No ano 813, um anacoreta chamado Pelagio, consagrava-se à contemplação e à penitência na solidão do bosque Libredón, próximo a Fisterra.
Um dia depois de dizer missa na ermida de São Fiz, observou, perto do edifício religioso e acima de um montículo, os maravilhosos fulgores que estavam a produzir estrelas descidas do céu.
O eremita encaminhou-se para Flavia (Padrón) para comunicar o milagre ao Bispo Teodomiro. Tratava-se do apóstolo Santiago, levado e enterrado ali por dois dos seus discípulos.
Curioso “salto” na memória histórica e religiosa se se comprovar como alguns historiadores acham, que quem se encontra enterrado no lugar não é outro que o santão panteísta e naturalista Prisciliano que no século IV, d.C., foi vértice de uma corrente religiosa de grande aceitação em todo o norte da península ibérica.
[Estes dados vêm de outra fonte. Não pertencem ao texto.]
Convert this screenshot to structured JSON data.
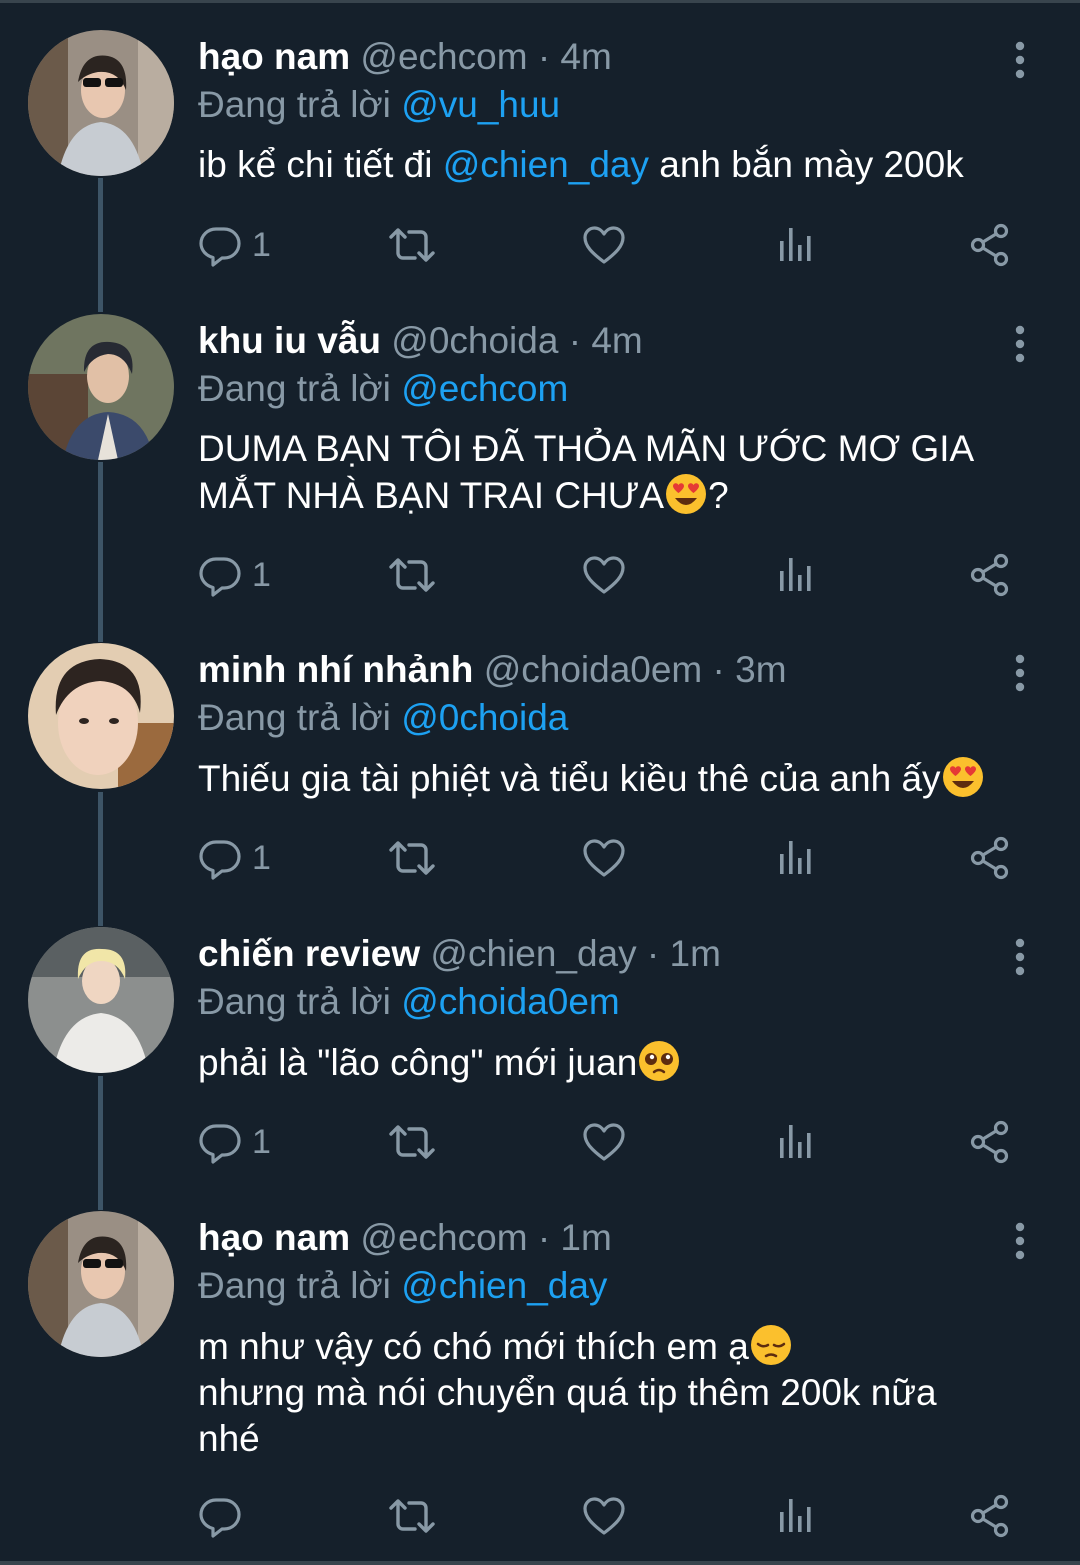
{
  "tweets": [
    {
      "name": "hạo nam",
      "handle": "@echcom",
      "time": "· 4m",
      "reply_label": "Đang trả lời",
      "reply_to": "@vu_huu",
      "body_pre": "ib kể chi tiết đi ",
      "body_mention": "@chien_day",
      "body_post": " anh bắn mày 200k",
      "reply_count": "1"
    },
    {
      "name": "khu iu vẫu",
      "handle": "@0choida",
      "time": "· 4m",
      "reply_label": "Đang trả lời",
      "reply_to": "@echcom",
      "body_text": "DUMA BẠN TÔI ĐÃ THỎA MÃN ƯỚC MƠ GIA MẮT NHÀ BẠN TRAI CHƯA",
      "body_suffix": "?",
      "reply_count": "1"
    },
    {
      "name": "minh nhí nhảnh",
      "handle": "@choida0em",
      "time": "· 3m",
      "reply_label": "Đang trả lời",
      "reply_to": "@0choida",
      "body_text": "Thiếu gia tài phiệt và tiểu kiều thê của anh ấy",
      "reply_count": "1"
    },
    {
      "name": "chiến review",
      "handle": "@chien_day",
      "time": "· 1m",
      "reply_label": "Đang trả lời",
      "reply_to": "@choida0em",
      "body_text": "phải là \"lão công\" mới juan",
      "reply_count": "1"
    },
    {
      "name": "hạo nam",
      "handle": "@echcom",
      "time": "· 1m",
      "reply_label": "Đang trả lời",
      "reply_to": "@chien_day",
      "body_line1": "m như vậy có chó mới thích em ạ",
      "body_line2": "nhưng mà nói chuyển quá tip thêm 200k nữa nhé",
      "reply_count": ""
    }
  ],
  "icons": {
    "reply": "reply-icon",
    "retweet": "retweet-icon",
    "like": "heart-icon",
    "analytics": "analytics-icon",
    "share": "share-icon",
    "more": "more-vertical-icon"
  },
  "colors": {
    "background": "#15202b",
    "accent": "#1da1f2",
    "secondary_text": "#8899a6",
    "thread_line": "#3d5466"
  }
}
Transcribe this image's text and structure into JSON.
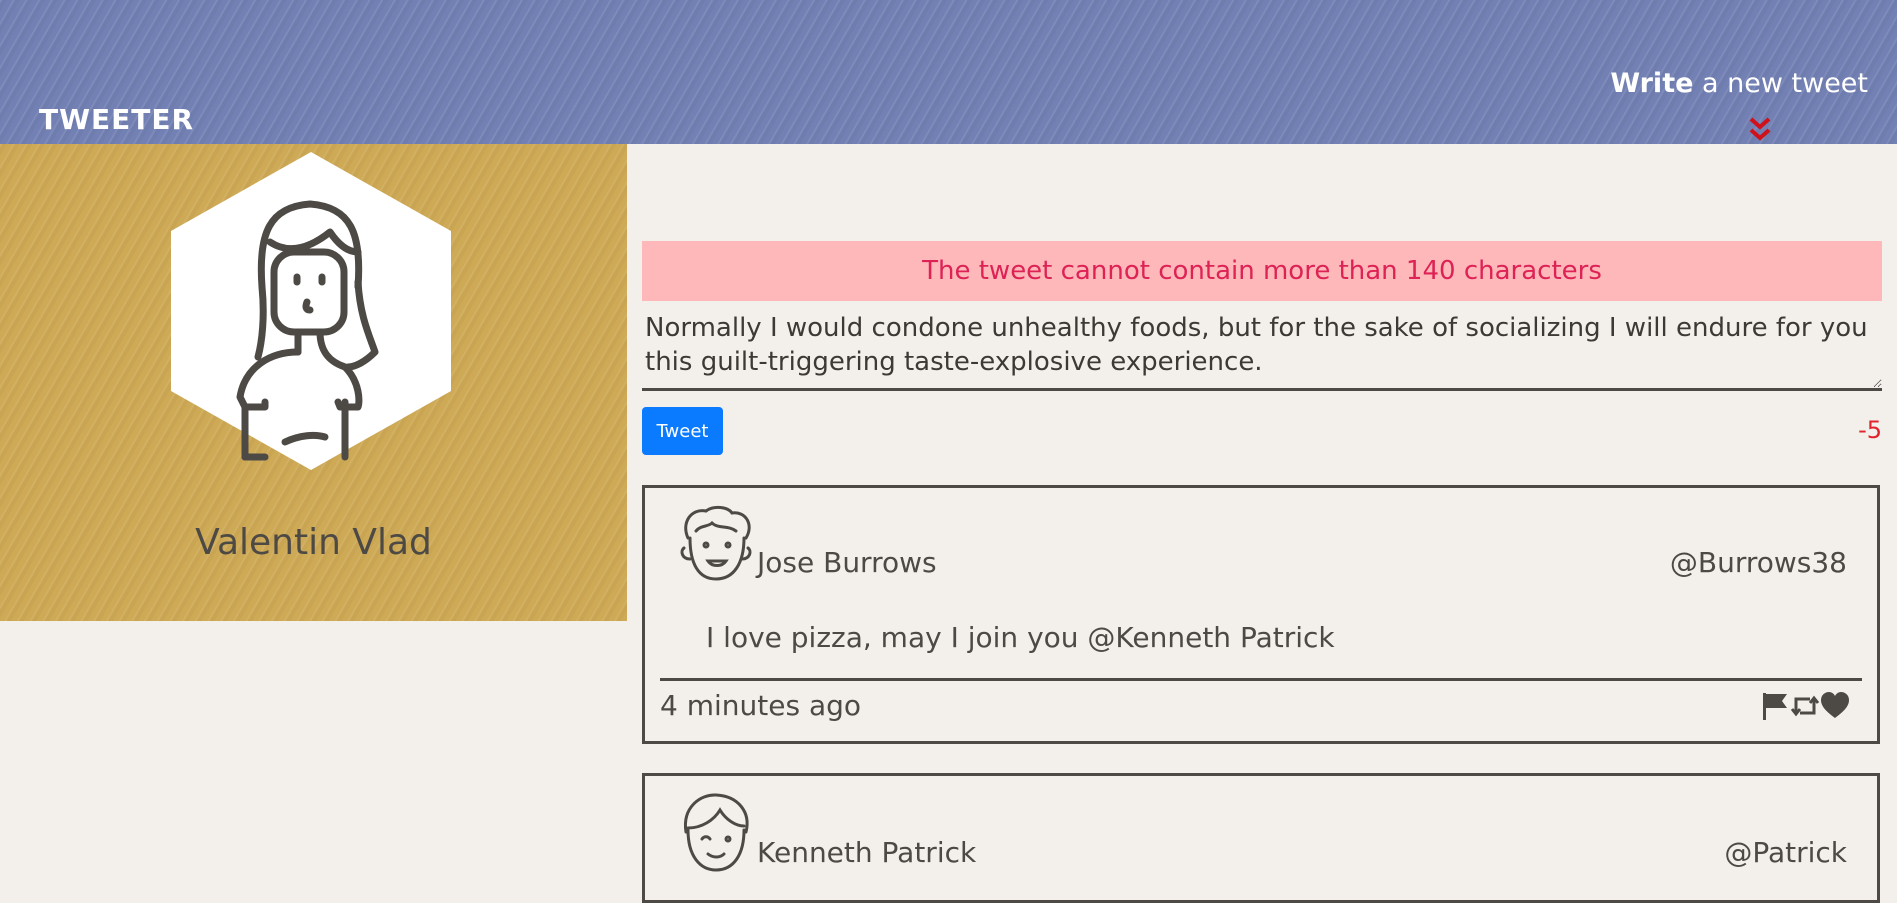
{
  "nav": {
    "brand": "TWEETER",
    "write_bold": "Write",
    "write_rest": " a new tweet"
  },
  "profile": {
    "name": "Valentin Vlad"
  },
  "composer": {
    "error": "The tweet cannot contain more than 140 characters",
    "text": "Normally I would condone unhealthy foods, but for the sake of socializing I will endure for you this guilt-triggering taste-explosive experience.",
    "button_label": "Tweet",
    "counter": "-5"
  },
  "tweets": [
    {
      "name": "Jose Burrows",
      "handle": "@Burrows38",
      "text": "I love pizza, may I join you @Kenneth Patrick",
      "time": "4 minutes ago",
      "actions": [
        "flag-icon",
        "retweet-icon",
        "heart-icon"
      ]
    },
    {
      "name": "Kenneth Patrick",
      "handle": "@Patrick"
    }
  ],
  "colors": {
    "nav": "#7280b4",
    "profile": "#cfaa56",
    "background": "#f3f0eb",
    "error_bg": "#ffb8ba",
    "error_text": "#dd2255",
    "button": "#0a7bff",
    "chevron": "#d0101a"
  }
}
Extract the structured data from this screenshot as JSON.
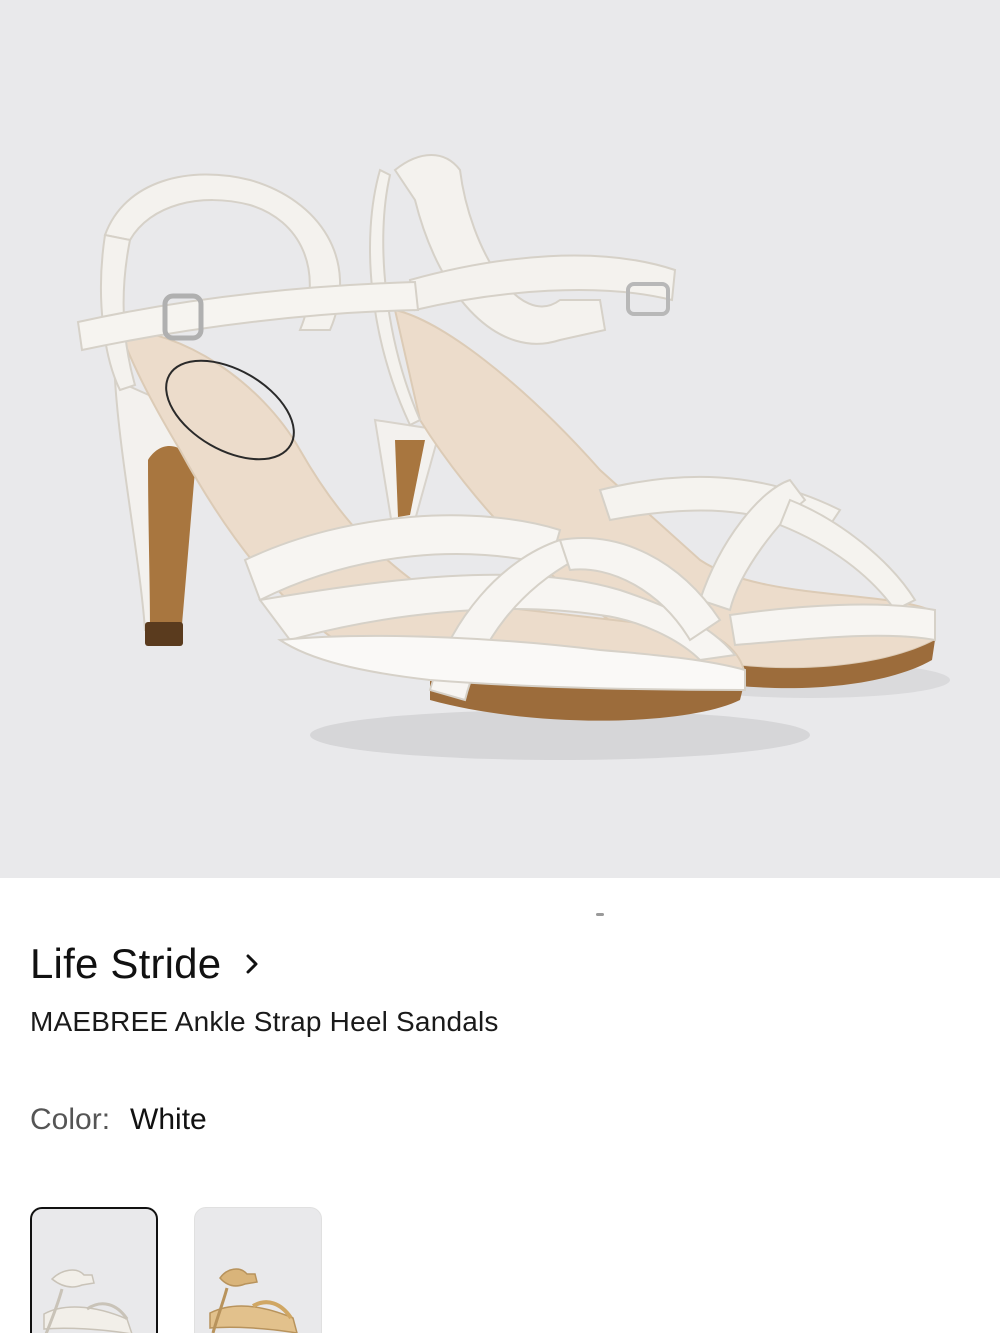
{
  "product": {
    "brand": "Life Stride",
    "name": "MAEBREE Ankle Strap Heel Sandals",
    "image_alt_icon": "sandal-product-image"
  },
  "color": {
    "label": "Color:",
    "value": "White"
  },
  "swatches": [
    {
      "name": "White",
      "selected": true,
      "color": "#f2efe9"
    },
    {
      "name": "Tan",
      "selected": false,
      "color": "#d9b47a"
    }
  ],
  "colors": {
    "hero_background": "#e9e9eb",
    "text": "#111111",
    "label": "#555555"
  }
}
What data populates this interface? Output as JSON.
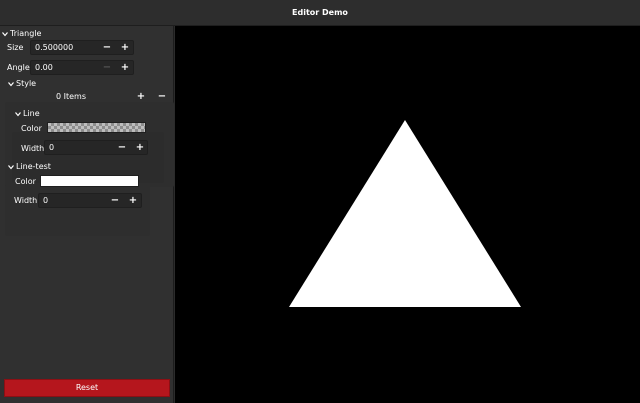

Alfonso II, rei das Astúrias e da Galiza, apressou-se a construir ali, no Campus Stellae (Campo das Estrelas – Compostela), uma igreja para acolher dignamente as relíquias do apóstolo.
Também não faltou tempo a Alfonso II e à igreja asturiana, através dos seus aparelhos diplomáticos e religiosos, para estender a nova por toda a Europa, fazendo com que chegasse aos centros do poder do Império de Carlos Magno e, por intermédio das missivas e dos martirologios de Floro de Lyon e da igreja de Metz, aos mais importantes centros eclesiásticos da época.
Os francos, borgonheses, saxões, lombardos, boémios e outros povos europeus, começaram logo a peregrinar, para além de a Roma e Jerusalém, para o Campus Stellae, fazendo-o pelo primeiro caminho que existiu, ex professo, que levava do coração do reino, em Oviedo – onde também apareceram as relíquias do Salvador resgatadas e mandadas trazer de Jerusalém, via Monsacro, por Alfonso II –, até aos confins ocidentais do mesmo, onde se encontrava o sagrado lugar.
O primeiro peregrino Compostelano conhecido foi o próprio rei Alfonso II que saiu de Oviedo acompanhando a rota até Grado, Salas, La Espina, Tineo, Pola de Allende e Grandas de Salime, para continuar pelas terras de Lugo até chegar ao Campus Stellae.
O sucesso do milagre Compostelano estendeu-se por toda a cristandade do momento.
A massiva afluência de peregrinos pôs novamente a funcionar as velhas vias romanas que atravessavam as Astúrias.
Os peregrinos também fizeram progredir a “hotelaria” do momento e a fundação de hospitais, leprosários – para atender os leprosos, grande mal da época -, ermidas, igrejas, mosteiros e centros religiosos foram as constantes da história dos primeiros caminhos – todos eles asturianos – nos séculos IX, X e XI.
Os romeiros e o Caminho deixaram os seus topónimos nas Astúrias – Los Malatos, Hospitales, Romeros, La Espina, La Manxoya, entre outros – ao mesmo tempo que se produzia um intercâmbio cultural entre os viajantes religiosos e os naturais do país que os acolhia.
Os séculos IX, X e XI marcam a “grande época” do crescimento de um mito. O abandono estratégico das Astúrias pelos seus monarcas e a abertura das novas fronteiras do sul para o trânsito de cristãos significou a paulatina queda para um segundo plano dos Caminhos do Norte.
A intervenção – falsificando milagres – do primeiro Arcebispo de Santiago, Diego Gelmírez, no século XII e a introdução dos beneditinos de Cluny – construtores de mosteiros e igrejas em Roncesvalles, Navarra, Vale do Douro e Ponferrada – por Fernando I e Alfonso VI, constituíram um duro golpe às sendas nortenhas que, apesar disso, nunca foram abandonadas e que hoje mais do que nunca oferecem ao peregrino e ao viajante, uma gama de possibilidades culturais, paisagísticas, desportivas, hoteleiras e gastronómicas difíceis de encontrar, em qualidade e quantidade, noutros caminhos Compostelanos.